🤖 AI Summary
This work addresses backdoor attacks leveraging diverse embedding mechanisms in deep neural networks, proposing a training-data-free and prior-knowledge-agnostic universal backdoor detection and reverse-engineering method. The core problem tackled is the lack of robust, model-agnostic approaches capable of identifying triggers and localizing target classes without access to clean data or attack specifications. Our method introduces consensus-based embedding perturbation into backdoor feature space inversion, comprising three key components: (i) embedding-layer perturbation modeling, (ii) consensus-clustering-guided reverse optimization, and (iii) unsupervised target-class discrimination. This enables simultaneous trigger reconstruction and interpretable target-class identification. Evaluated on CIFAR-10 and CIFAR-100 against BadNets, Blend, SIG, and other state-of-the-art attacks, our approach achieves >96% detection accuracy—surpassing existing SOTA methods—and demonstrates strong robustness and cross-attack generalizability.
📝 Abstract
A variety of defenses have been proposed against Trojans planted in (backdoor attacks on) deep neural network (DNN) classifiers.

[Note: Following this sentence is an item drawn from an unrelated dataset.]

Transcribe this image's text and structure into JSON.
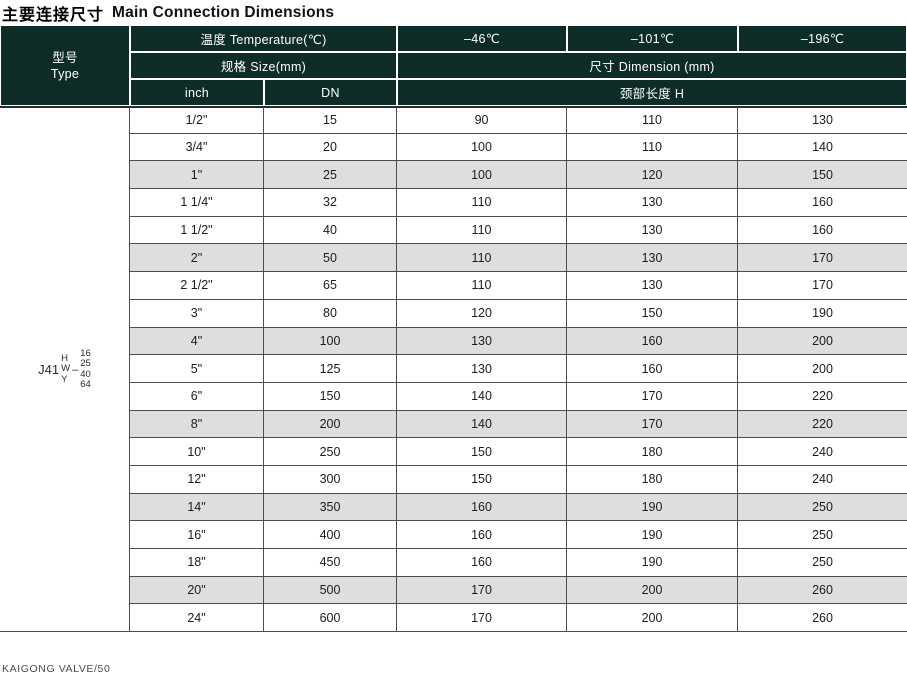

Backdoor-agnostic methods seek to reliably detect and/or to mitigate backdoors irrespective of the incorporation mechanism used by the attacker, while inversion methods explicitly assume one. In this paper, we describe a new detector that: relies on embedded feature representations to estimate (invert) the backdoor and to identify its target class; can operate without access to the training dataset; and is highly effective for various incorporation mechanisms (i.e., is backdoor agnostic). Our detection approach is evaluated -- and found to be favorable - in comparison with an array of published defenses for a variety of different attacks on the CIFAR-10 and CIFAR-100 image-classification domains.